Annemarie's role involves considerations of both CMC and clinical aspects, requiring close collaboration with colleagues to address any overlapping concerns effectively. Explaining how she collaborates with her colleagues, she says “At NDA, we have a collaborative workspace, and I can easily reach out to and receive support from other subject matter experts. This teamwork helps us improve and support our clients better as they develop their projects.” Annemarie’s key milestones include successful interactions with regulatory agencies on nonclinical programs, successful submissions of INDs, CTAs, and PIPs as well as NDAs, BLAs, and MAAs.
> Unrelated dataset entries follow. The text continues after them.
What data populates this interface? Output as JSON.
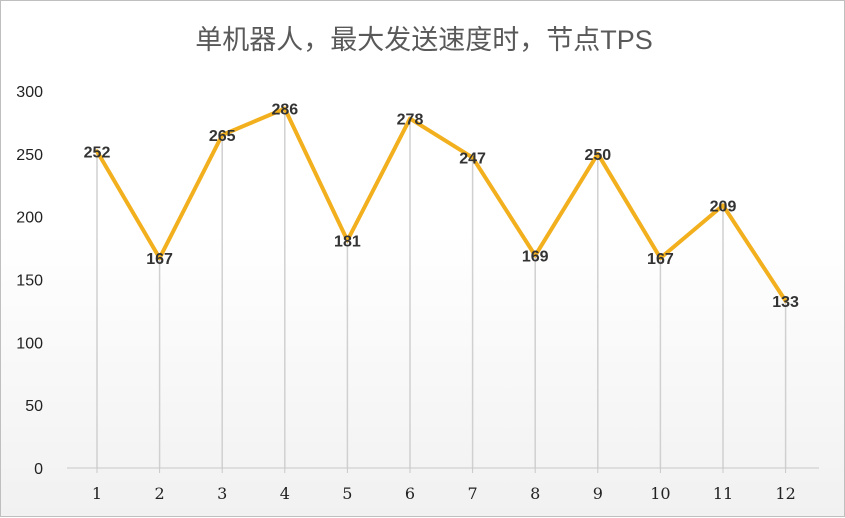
{
  "chart_data": {
    "type": "line",
    "title": "单机器人，最大发送速度时，节点TPS",
    "xlabel": "",
    "ylabel": "",
    "categories": [
      "1",
      "2",
      "3",
      "4",
      "5",
      "6",
      "7",
      "8",
      "9",
      "10",
      "11",
      "12"
    ],
    "series": [
      {
        "values": [
          252,
          167,
          265,
          286,
          181,
          278,
          247,
          169,
          250,
          167,
          209,
          133
        ]
      }
    ],
    "ylim": [
      0,
      300
    ],
    "yticks": [
      "0",
      "50",
      "100",
      "150",
      "200",
      "250",
      "300"
    ],
    "grid": "vertical drop lines",
    "data_labels": true,
    "line_color": "#F2B01E",
    "legend": "none"
  }
}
Blending strengths and expertise
Every project has a specific goal depending on the stage of development, and Annemarie’s role involves aligning her evaluations and recommendations with these goals. She asks questions like, “Is this nonclinical program appropriate and will it gain regulatory acceptance to initiate first-in-human trials? Are we prepared for phase two or three clinical trials? or is the submission package complete?” Based on the findings, she advises how these may be resolved or addressed best. Explaining this, she says: “We make sure that all relevant nonclinical scientific and regulatory aspects are carefully considered bearing in mind the characteristics of the drug. In the end, it helps to bring new medicines more rapidly to people who need them.”
From Annemarie's experience, having a broad expertise is beneficial for nonclinical consultants because designing an effective nonclinical program involves looking at data from a number of different areas. For those starting out their career, she suggests building a strong foundation with a broad expertise, staying flexible and taking any challenge as an opportunity to further improve.